Mir liegt hier die Unterlage über die Zusammensetzung dieses Ministeriums in Schweden vor, es umfasst:

erstens: Angelegenheiten der Industrie, der Energiewirtschaft, der Regionalpolitik einschließlich der Angelegenheiten der EU-Strukturfonds, des Wettbewerbsrechts und des Tourismus;

zweitens: Verkehrswesen, Post- und Telekommunikationswesen, Angelegenheiten der Informationstechnologie;

drittens: Forschung und Entwicklung, Patent- und Innovationsangelegenheiten;

viertens: Verwaltung von 31 der insgesamt 59 staatlichen Unternehmungen und

schließlich: Angelegenheiten des Arbeitslebens, des Arbeitsrechtes einschließlich der Antidiskriminierungsgesetzgebung sowie des Arbeitsmarktes einschließlich der Arbeitslosenversicherung.

Neben den Kompetenzverschiebungen in den vier genannten Ministerien kommt es auch im Bereich des Bundeskanzleramtes zu einer Neustrukturierung der Arbeit. Abgeschlankt um zahlreiche Einzelkompetenzen, die in einzelnen Bundesministerien durchaus sach- und ressortspezifisch geregelt werden können, wird künftig im Bundeskanzleramt der Schwerpunkt auf die Konzentration und Koordination der Regierungsarbeit gelenkt sowie auf die Funktion des Bundeskanzlers im internationalen Gefüge der Europäischen Union vermehrt Rücksicht genommen.

Zu dieser Konzentration wesentlicher Aufgaben zählt unter anderem die Tatsache, dass die Informationstätigkeit der Bundesregierung im Gegensatz zu früher, wo breit angelegte und kostspielige Informationskampagnen einzelner Ministerien oft zu Kritik in der Öffentlichkeit geführt haben, nun durch das Bundeskanzleramt koordiniert und abgestimmt wird.

In diesem Zusammenhang wird auch die Euro-Information vom Finanzministerium in den Bereich des Bundeskanzleramtes übertragen werden.

Nicht unerwähnt möchte ich lassen, dass im Hinblick auf die Frage der Personalvertretung gerade angesichts der erst kürzlich stattgefundenen Personalvertretungswahlen eine verfassungsrechtlich einwandfreie Lösung erarbeitet werden konnte, die den Übergangsbestimmungen, wie sie in früheren Fällen der Kompetenzverschiebung üblich waren, entspricht und Kontinuität im Hinblick auf die Personalvertretung gewährleistet.

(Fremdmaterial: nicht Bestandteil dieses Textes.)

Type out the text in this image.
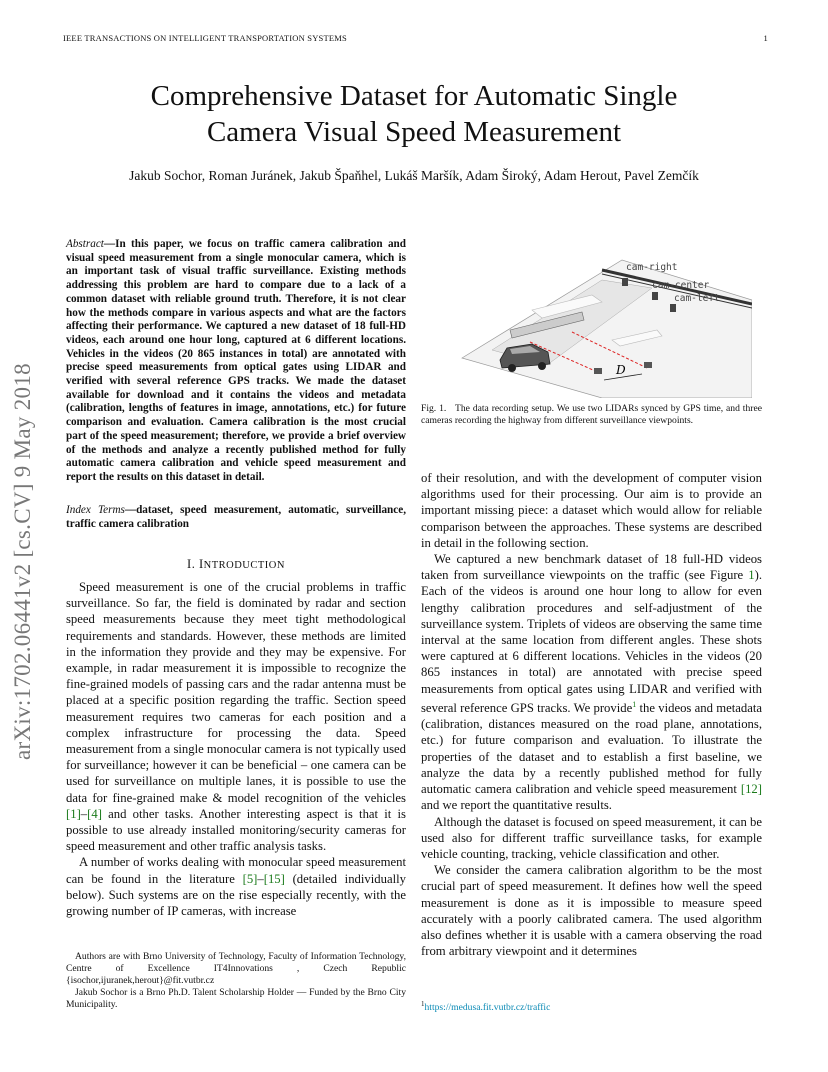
IEEE TRANSACTIONS ON INTELLIGENT TRANSPORTATION SYSTEMS	1
Comprehensive Dataset for Automatic Single
Camera Visual Speed Measurement
Jakub Sochor, Roman Juránek, Jakub Špaňhel, Lukáš Maršík, Adam Široký, Adam Herout, Pavel Zemčík
arXiv:1702.06441v2 [cs.CV] 9 May 2018
Abstract—In this paper, we focus on traffic camera calibration and visual speed measurement from a single monocular camera, which is an important task of visual traffic surveillance. Existing methods addressing this problem are hard to compare due to a lack of a common dataset with reliable ground truth. Therefore, it is not clear how the methods compare in various aspects and what are the factors affecting their performance. We captured a new dataset of 18 full-HD videos, each around one hour long, captured at 6 different locations. Vehicles in the videos (20 865 instances in total) are annotated with precise speed measurements from optical gates using LIDAR and verified with several reference GPS tracks. We made the dataset available for download and it contains the videos and metadata (calibration, lengths of features in image, annotations, etc.) for future comparison and evaluation. Camera calibration is the most crucial part of the speed measurement; therefore, we provide a brief overview of the methods and analyze a recently published method for fully automatic camera calibration and vehicle speed measurement and report the results on this dataset in detail.
Index Terms—dataset, speed measurement, automatic, surveillance, traffic camera calibration
I. INTRODUCTION

Speed measurement is one of the crucial problems in traffic surveillance. So far, the field is dominated by radar and section speed measurements because they meet tight methodological requirements and standards. However, these methods are limited in the information they provide and they may be expensive. For example, in radar measurement it is impossible to recognize the fine-grained models of passing cars and the radar antenna must be placed at a specific position regarding the traffic. Section speed measurement requires two cameras for each position and a complex infrastructure for processing the data. Speed measurement from a single monocular camera is not typically used for surveillance; however it can be beneficial – one camera can be used for surveillance on multiple lanes, it is possible to use the data for fine-grained make & model recognition of the vehicles [1]–[4] and other tasks. Another interesting aspect is that it is possible to use already installed monitoring/security cameras for speed measurement and other traffic analysis tasks.

A number of works dealing with monocular speed measurement can be found in the literature [5]–[15] (detailed individually below). Such systems are on the rise especially recently, with the growing number of IP cameras, with increase

Authors are with Brno University of Technology, Faculty of Information Technology, Centre of Excellence IT4Innovations , Czech Republic {isochor,ijuranek,herout}@fit.vutbr.cz

Jakub Sochor is a Brno Ph.D. Talent Scholarship Holder — Funded by the Brno City Municipality.

cam-right
cam-center
cam-left
D
Fig. 1. The data recording setup. We use two LIDARs synced by GPS time, and three cameras recording the highway from different surveillance viewpoints.

of their resolution, and with the development of computer vision algorithms used for their processing. Our aim is to provide an important missing piece: a dataset which would allow for reliable comparison between the approaches. These systems are described in detail in the following section.

We captured a new benchmark dataset of 18 full-HD videos taken from surveillance viewpoints on the traffic (see Figure 1). Each of the videos is around one hour long to allow for even lengthy calibration procedures and self-adjustment of the surveillance system. Triplets of videos are observing the same time interval at the same location from different angles. These shots were captured at 6 different locations. Vehicles in the videos (20 865 instances in total) are annotated with precise speed measurements from optical gates using LIDAR and verified with several reference GPS tracks. We provide$^1$ the videos and metadata (calibration, distances measured on the road plane, annotations, etc.) for future comparison and evaluation. To illustrate the properties of the dataset and to establish a first baseline, we analyze the data by a recently published method for fully automatic camera calibration and vehicle speed measurement [12] and we report the quantitative results.

Although the dataset is focused on speed measurement, it can be used also for different traffic surveillance tasks, for example vehicle counting, tracking, vehicle classification and other.

We consider the camera calibration algorithm to be the most crucial part of speed measurement. It defines how well the speed measurement is done as it is impossible to measure speed accurately with a poorly calibrated camera. The used algorithm also defines whether it is usable with a camera observing the road from arbitrary viewpoint and it determines

$^1$https://medusa.fit.vutbr.cz/traffic
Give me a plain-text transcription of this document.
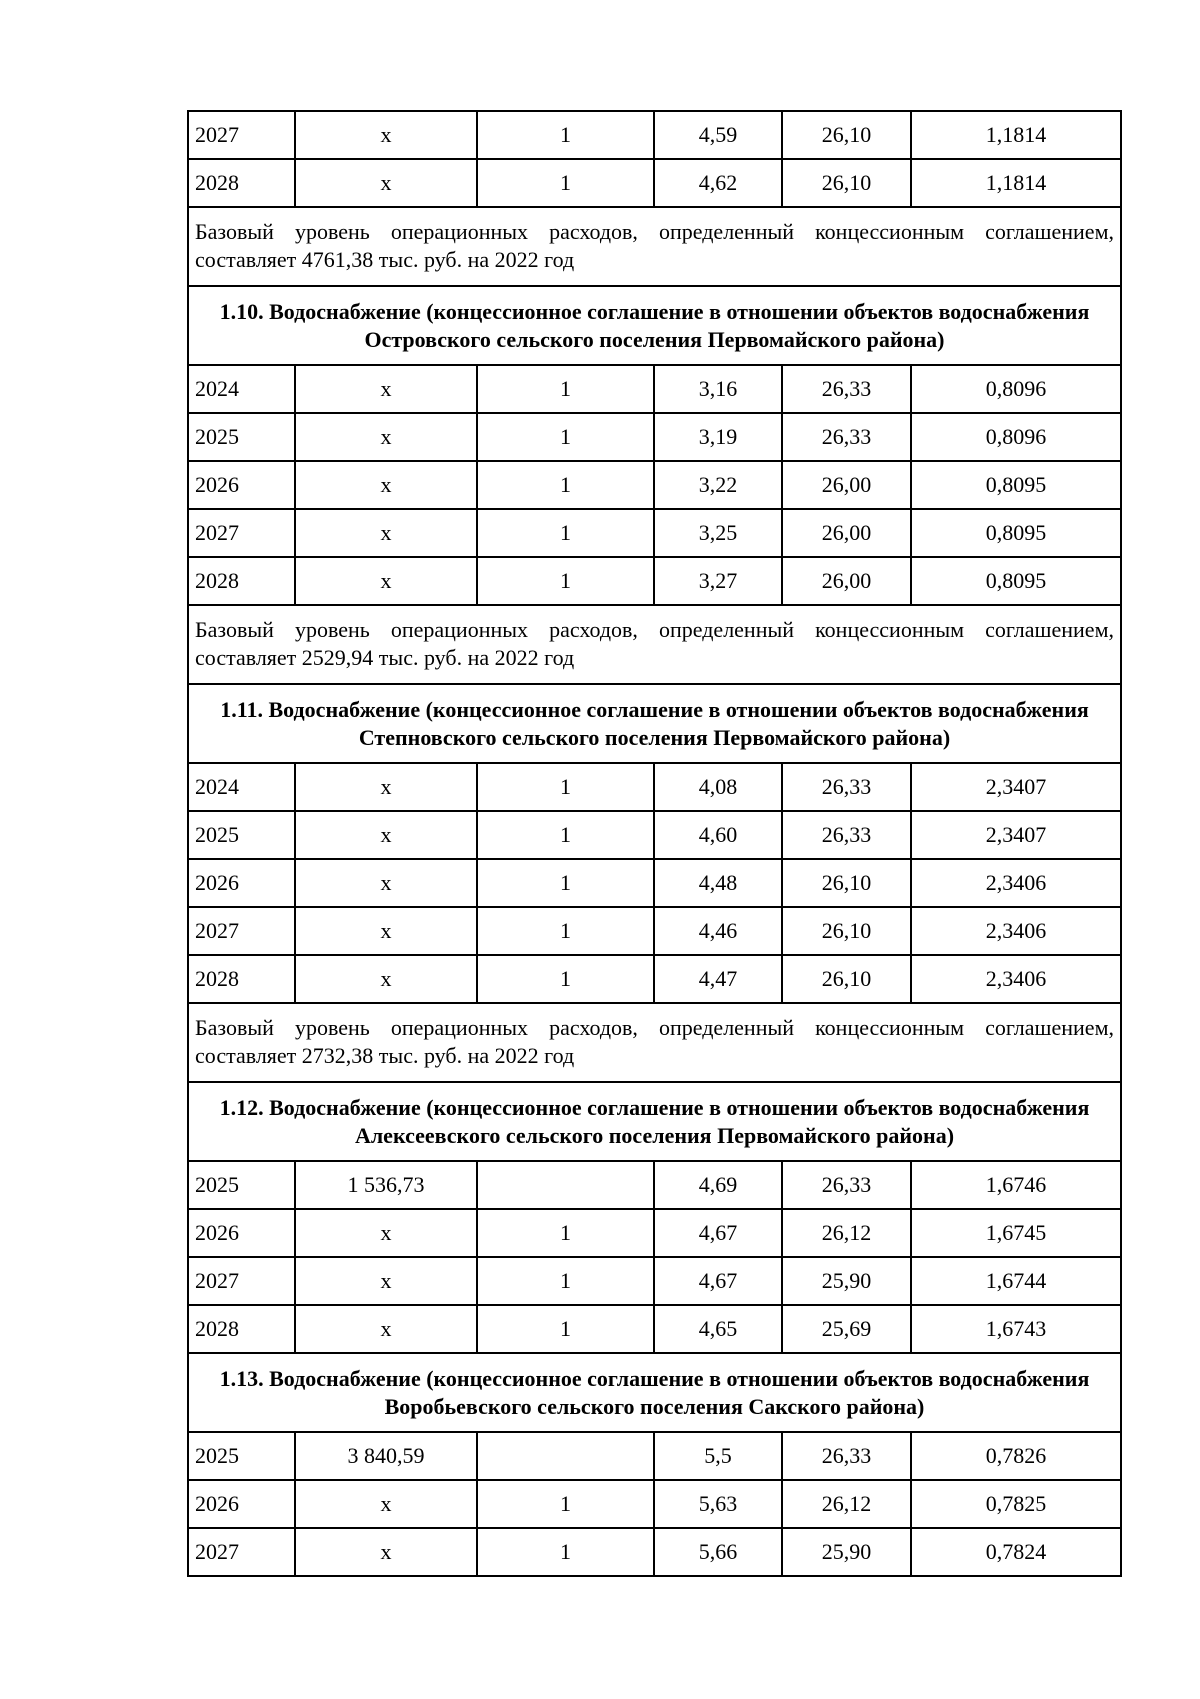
2027	x	1	4,59	26,10	1,1814
2028	x	1	4,62	26,10	1,1814
Базовый уровень операционных расходов, определенный концессионным соглашением, составляет 4761,38 тыс. руб. на 2022 год					
1.10. Водоснабжение (концессионное соглашение в отношении объектов водоснабжения Островского сельского поселения Первомайского района)					
2024	x	1	3,16	26,33	0,8096
2025	x	1	3,19	26,33	0,8096
2026	x	1	3,22	26,00	0,8095
2027	x	1	3,25	26,00	0,8095
2028	x	1	3,27	26,00	0,8095
Базовый уровень операционных расходов, определенный концессионным соглашением, составляет 2529,94 тыс. руб. на 2022 год					
1.11. Водоснабжение (концессионное соглашение в отношении объектов водоснабжения Степновского сельского поселения Первомайского района)					
2024	x	1	4,08	26,33	2,3407
2025	x	1	4,60	26,33	2,3407
2026	x	1	4,48	26,10	2,3406
2027	x	1	4,46	26,10	2,3406
2028	x	1	4,47	26,10	2,3406
Базовый уровень операционных расходов, определенный концессионным соглашением, составляет 2732,38 тыс. руб. на 2022 год					
1.12. Водоснабжение (концессионное соглашение в отношении объектов водоснабжения Алексеевского сельского поселения Первомайского района)					
2025	1 536,73		4,69	26,33	1,6746
2026	x	1	4,67	26,12	1,6745
2027	x	1	4,67	25,90	1,6744
2028	x	1	4,65	25,69	1,6743
1.13. Водоснабжение (концессионное соглашение в отношении объектов водоснабжения Воробьевского сельского поселения Сакского района)					
2025	3 840,59		5,5	26,33	0,7826
2026	x	1	5,63	26,12	0,7825
2027	x	1	5,66	25,90	0,7824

Ein paar Worte noch zur Funktion des Generalsekretärs. Im Gesetz heißt es dazu wörtlich: "Der Bundesminister kann mit der zusammenfassenden Behandlung aller zum Wirkungsbereich des Bundesministeriums gehörenden Geschäfte einen Generalsekretär betrauen." – Im Klartext heißt das: Es handelt sich hier um eine Kann-Bestimmung, die dem jeweiligen Minister die Möglichkeit einräumt, mittels eines Generalsekretärs eine Kommunikationsdrehscheibe zwischen dem Ministerium und dem Minister zu schaffen.

Ich möchte nur darauf verweisen, dass eine solche Funktion bereits im Außenministerium, im Innenministerium – zumindest teilweise in Form des Generaldirektors für öffentliche Sicherheit – und im Bundesministerium für Landesverteidigung – in Form des Generaltruppeninspektors – besteht.

Auch im Hinblick auf die Europäische Union hat sich diese Konstruktion als sinnvoll erwiesen. Ich verweise in diesem Zusammenhang auf eine Meinungsäußerung des Verfassungsrechtlers Theo Öhlinger.